Why not? “Semantic elegance.” Ps define paragraphs, so paragraphs should be put in Ps. A list is a list, a paragraph is a paragraph, etc, etc.
TheJason hit it right on the head. P tags mean something, and they should be used whenever that meaning applies. DIV tags don’t mean anything -that’s the point of DIV tags- and so they should be used only when a more suitable element (one with meaning) is not available.
It’s sad. Back when people wrote by hand -or even with typewriters- they thought about what things meant when they wrote. Nowadays, all they care about is what it looks like, without realizing that you can get both meaning and looks at the same time. All you have to do is think about meaning first, and then deal with looks.
Ahem. Either way, what dogfood wants to do could probably be provided via a quicktag; perhaps something mimicking the old FIG tag that was proposed for HTML some years ago? Something like the following:
(figure src=”url-of-image“)caption-goes-here(/figure)
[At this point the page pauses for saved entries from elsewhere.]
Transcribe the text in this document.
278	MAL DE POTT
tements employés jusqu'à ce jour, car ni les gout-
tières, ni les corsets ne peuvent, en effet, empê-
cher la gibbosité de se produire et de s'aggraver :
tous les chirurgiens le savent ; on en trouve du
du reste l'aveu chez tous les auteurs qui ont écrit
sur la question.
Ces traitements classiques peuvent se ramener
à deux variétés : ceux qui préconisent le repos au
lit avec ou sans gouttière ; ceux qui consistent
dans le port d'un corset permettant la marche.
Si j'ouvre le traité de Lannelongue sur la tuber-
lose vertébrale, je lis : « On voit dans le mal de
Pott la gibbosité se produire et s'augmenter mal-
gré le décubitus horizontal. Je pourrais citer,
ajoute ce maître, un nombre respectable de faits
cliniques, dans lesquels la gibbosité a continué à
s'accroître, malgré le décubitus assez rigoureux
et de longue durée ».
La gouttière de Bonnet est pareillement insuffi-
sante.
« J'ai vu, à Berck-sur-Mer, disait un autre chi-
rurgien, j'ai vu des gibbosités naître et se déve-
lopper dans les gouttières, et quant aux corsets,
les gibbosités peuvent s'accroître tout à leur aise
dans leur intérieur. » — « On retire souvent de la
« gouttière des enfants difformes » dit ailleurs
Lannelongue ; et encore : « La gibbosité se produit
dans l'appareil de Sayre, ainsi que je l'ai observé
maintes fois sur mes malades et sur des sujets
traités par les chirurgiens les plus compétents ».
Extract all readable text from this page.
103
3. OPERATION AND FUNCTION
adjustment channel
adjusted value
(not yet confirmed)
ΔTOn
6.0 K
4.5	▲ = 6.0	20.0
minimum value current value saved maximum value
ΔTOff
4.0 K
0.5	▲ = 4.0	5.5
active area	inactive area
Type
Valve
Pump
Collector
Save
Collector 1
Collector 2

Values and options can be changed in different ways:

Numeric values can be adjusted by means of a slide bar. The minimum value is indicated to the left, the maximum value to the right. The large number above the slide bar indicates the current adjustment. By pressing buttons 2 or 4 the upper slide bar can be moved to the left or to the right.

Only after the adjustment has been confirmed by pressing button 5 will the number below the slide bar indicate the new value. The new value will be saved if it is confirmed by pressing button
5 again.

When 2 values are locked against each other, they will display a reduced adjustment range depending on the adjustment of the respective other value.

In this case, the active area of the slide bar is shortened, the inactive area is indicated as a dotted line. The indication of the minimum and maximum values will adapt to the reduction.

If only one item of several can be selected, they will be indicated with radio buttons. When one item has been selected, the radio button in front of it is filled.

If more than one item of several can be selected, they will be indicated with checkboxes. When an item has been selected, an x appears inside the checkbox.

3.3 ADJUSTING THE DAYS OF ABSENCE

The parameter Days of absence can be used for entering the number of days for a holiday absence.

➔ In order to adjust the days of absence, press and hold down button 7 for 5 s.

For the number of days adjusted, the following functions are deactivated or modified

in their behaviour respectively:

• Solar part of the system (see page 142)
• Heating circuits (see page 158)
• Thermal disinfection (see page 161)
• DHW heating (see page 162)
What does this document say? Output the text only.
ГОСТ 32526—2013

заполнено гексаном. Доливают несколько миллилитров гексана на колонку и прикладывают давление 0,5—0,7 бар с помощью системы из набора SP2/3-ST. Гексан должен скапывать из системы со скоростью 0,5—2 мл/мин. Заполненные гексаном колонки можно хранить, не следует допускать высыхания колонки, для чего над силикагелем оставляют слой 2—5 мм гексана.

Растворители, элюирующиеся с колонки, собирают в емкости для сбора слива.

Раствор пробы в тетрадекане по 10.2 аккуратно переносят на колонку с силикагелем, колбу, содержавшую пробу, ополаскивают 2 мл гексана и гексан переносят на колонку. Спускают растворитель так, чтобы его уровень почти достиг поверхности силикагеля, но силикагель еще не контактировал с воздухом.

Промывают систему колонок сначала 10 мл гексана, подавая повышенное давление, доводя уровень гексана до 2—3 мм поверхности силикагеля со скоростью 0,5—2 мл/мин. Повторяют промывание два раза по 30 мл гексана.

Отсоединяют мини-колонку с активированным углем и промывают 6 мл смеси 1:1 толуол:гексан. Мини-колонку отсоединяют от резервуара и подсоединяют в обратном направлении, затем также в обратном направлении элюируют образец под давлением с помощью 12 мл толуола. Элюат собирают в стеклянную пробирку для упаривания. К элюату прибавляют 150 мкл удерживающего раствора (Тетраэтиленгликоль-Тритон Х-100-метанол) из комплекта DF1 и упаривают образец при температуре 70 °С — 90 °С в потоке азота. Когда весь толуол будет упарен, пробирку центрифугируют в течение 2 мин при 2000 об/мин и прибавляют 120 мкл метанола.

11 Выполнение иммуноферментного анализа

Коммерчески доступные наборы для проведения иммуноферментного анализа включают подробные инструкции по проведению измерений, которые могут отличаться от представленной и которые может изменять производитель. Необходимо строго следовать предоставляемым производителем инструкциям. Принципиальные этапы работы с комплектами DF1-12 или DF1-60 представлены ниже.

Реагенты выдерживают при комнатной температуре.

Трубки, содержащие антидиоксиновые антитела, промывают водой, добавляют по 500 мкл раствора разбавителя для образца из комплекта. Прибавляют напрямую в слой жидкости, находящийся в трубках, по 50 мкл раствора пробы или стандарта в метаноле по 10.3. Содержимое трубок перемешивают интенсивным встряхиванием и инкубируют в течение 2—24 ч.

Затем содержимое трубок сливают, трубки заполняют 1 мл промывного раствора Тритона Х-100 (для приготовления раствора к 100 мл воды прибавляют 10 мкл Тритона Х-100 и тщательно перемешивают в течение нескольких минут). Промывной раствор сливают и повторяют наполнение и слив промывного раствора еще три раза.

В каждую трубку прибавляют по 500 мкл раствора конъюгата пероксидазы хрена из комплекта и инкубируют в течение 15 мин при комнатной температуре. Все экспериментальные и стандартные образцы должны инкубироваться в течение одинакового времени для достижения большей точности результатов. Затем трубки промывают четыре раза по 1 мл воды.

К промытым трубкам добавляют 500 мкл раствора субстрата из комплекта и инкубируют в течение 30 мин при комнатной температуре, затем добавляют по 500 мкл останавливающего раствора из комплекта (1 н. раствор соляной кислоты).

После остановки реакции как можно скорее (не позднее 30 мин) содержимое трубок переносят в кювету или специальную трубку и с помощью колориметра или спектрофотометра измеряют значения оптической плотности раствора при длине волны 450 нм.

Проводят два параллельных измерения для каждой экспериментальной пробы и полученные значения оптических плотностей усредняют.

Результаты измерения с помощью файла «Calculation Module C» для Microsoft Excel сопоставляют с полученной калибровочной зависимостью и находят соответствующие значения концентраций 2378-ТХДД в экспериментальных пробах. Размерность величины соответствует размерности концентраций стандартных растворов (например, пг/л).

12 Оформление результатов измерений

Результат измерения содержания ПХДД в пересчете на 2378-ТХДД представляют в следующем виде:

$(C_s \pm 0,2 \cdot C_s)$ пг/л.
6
Translate this in a quicktag to a DIV tag floated and padded appropriately. This would contain a block-style IMG tag with the src provided, and the caption above or below that. Another way to do this would be with a two-row table, one row containing the image and the other row containing the caption, but the semantics of this are dubious (though not completely invalid; a figure and its caption could be said to be a form of tabular data even though it doesn’t quite follow the typical HTML model of a table).